Deze vrijstelling is van toepassing op biociden die regulier zijn toegelaten tegen het coronavirus voor handdesinfectie in PT01 en voor de desinfectie van oppervlakken in de zorg in PT02. Deze vrijstelling is ook van toepassing op biociden die zijn vrijgesteld met de ‘Tijdelijke vrijstelling handdesinfectie COVID-19 2020’ (Stcrt. 2020, nr. 16831) en de ‘Vrijstelling desinfectiemiddelen oppervlakken COVID-19 2020’ (Stcrt. 2020, nr. 19177). Het Ctgb houdt op zijn website lijsten bij met regulier toegelaten desinfectiemiddelen en vrijgestelde middelen.

Met dit besluit wordt tijdelijk vrijgesteld van een aantal vereisten van verpakkingen en productielocaties. Hierdoor wordt het eenvoudiger om de middelen bij de eindgebruiker te krijgen. Zo wordt het bijvoorbeeld mogelijk om biociden in grotere verpakkingen aan te bieden. Met deze vrijstelling kunnen producten die nog niet zijn voorzien van een Nederlands etiket ook met een Engelse uitleg worden aangeboden. Door andere productielocaties beschikbaar te stellen kan de productiecapaciteit vergroot worden. En ten slotte wordt het mogelijk om toegelaten producten tegen het coronavirus, die nog door de eindgebruiker verdund moeten worden, gebruiksklaar aan zorginstellingen te verstrekken. De vrijstelling is niet van toepassing op biociden die zijn toegelaten door de Europese Commissie, de zogenaamde ‘toelatingen van de unie’.

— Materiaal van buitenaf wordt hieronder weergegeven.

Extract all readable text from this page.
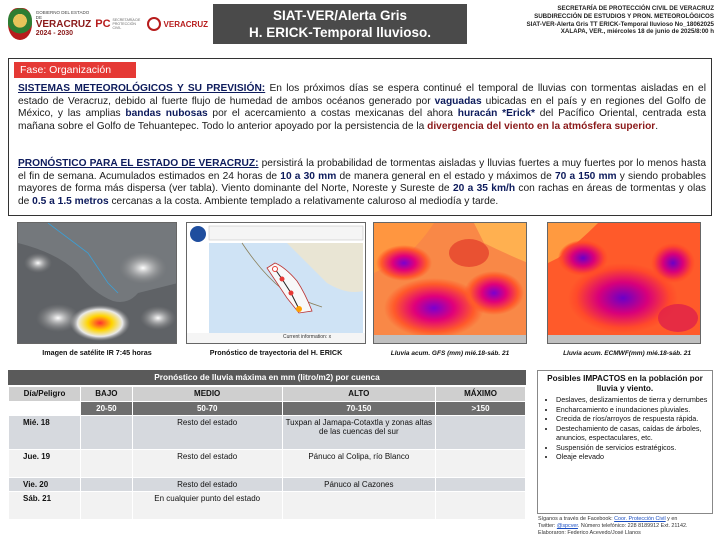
GOBIERNO DEL ESTADO DE
VERACRUZ
2024 - 2030
PC SECRETARÍA DE PROTECCIÓN CIVIL	VERACRUZ
SIAT-VER/Alerta Gris
H. ERICK-Temporal lluvioso.
SECRETARÍA DE PROTECCIÓN CIVIL DE VERACRUZ
SUBDIRECCIÓN DE ESTUDIOS Y PRON. METEOROLÓGICOS
SIAT-VER-Alerta Gris TT ERICK-Temporal lluvioso No_18062025
XALAPA, VER., miércoles 18 de junio de 2025/8:00 h
Fase: Organización

SISTEMAS METEOROLÓGICOS Y SU PREVISIÓN: En los próximos días se espera continué el temporal de lluvias con tormentas aisladas en el estado de Veracruz, debido al fuerte flujo de humedad de ambos océanos generado por vaguadas ubicadas en el país y en regiones del Golfo de México, y las amplias bandas nubosas por el acercamiento a costas mexicanas del ahora huracán *Erick* del Pacífico Oriental, centrada esta mañana sobre el Golfo de Tehuantepec. Todo lo anterior apoyado por la persistencia de la divergencia del viento en la atmósfera superior.

PRONÓSTICO PARA EL ESTADO DE VERACRUZ: persistirá la probabilidad de tormentas aisladas y lluvias fuertes a muy fuertes por lo menos hasta el fin de semana. Acumulados estimados en 24 horas de 10 a 30 mm de manera general en el estado y máximos de 70 a 150 mm y siendo probables mayores de forma más dispersa (ver tabla). Viento dominante del Norte, Noreste y Sureste de 20 a 35 km/h con rachas en áreas de tormentas y olas de 0.5 a 1.5 metros cercanas a la costa. Ambiente templado a relativamente caluroso al mediodía y tarde.

Imagen de satélite IR 7:45 horas
Current information: x
Pronóstico de trayectoria del H. ERICK	Lluvia acum. GFS (mm) mié.18-sáb. 21	Lluvia acum. ECMWF(mm) mié.18-sáb. 21
Pronóstico de lluvia máxima en mm (litro/m2) por cuenca
Día/Peligro	BAJO	MEDIO	ALTO	MÁXIMO
	20-50	50-70	70-150	>150
Mié. 18		Resto del estado	Tuxpan al Jamapa-Cotaxtla y zonas altas de las cuencas del sur	
Jue. 19		Resto del estado	Pánuco al Colipa, río Blanco	
Vie. 20		Resto del estado	Pánuco al Cazones	
Sáb. 21		En cualquier punto del estado		
Posibles IMPACTOS en la población por lluvia y viento.
• Deslaves, deslizamientos de tierra y derrumbes
• Encharcamiento e inundaciones pluviales.
• Crecida de ríos/arroyos de respuesta rápida.
• Destechamiento de casas, caídas de árboles, anuncios, espectaculares, etc.
• Suspensión de servicios estratégicos.
• Oleaje elevado
Síganos a través de Facebook: Coor. Protección Civil y en
Twitter: @spcver. Número telefónico: 228 8189912 Ext. 21142.
Elaboraron: Federico Acevedo/José Llanos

Bijlage 2 verbindt vier voorschriften aan het gebruik van de vrijstelling.

Het is noodzakelijk dat de vrijgestelde handelingen zorgvuldig en verantwoord worden uitgevoerd. Daarom is voorgeschreven dat die handelingen worden uitgevoerd op locaties in beheer en onder verantwoordelijkheid van bedrijven en instellingen die hiertoe uit hoofde van hun beroep of bedrijf op veilige wijze in staat zijn. Tevens is voorgeschreven dat de samenstelling identiek, en het verpakkingsmateriaal vergelijkbaar, moeten zijn aan regulier toegelaten producten. Aan dat voorschrift wordt in ieder geval voldaan indien de producten gemaakt en geleverd worden door de toelatingshouder van de in Nederland toegelaten biocide, of door een ander bedrijf of instelling, die na schriftelijke toestemming van de toelatingshouder, een dergelijk product op de markt brengt.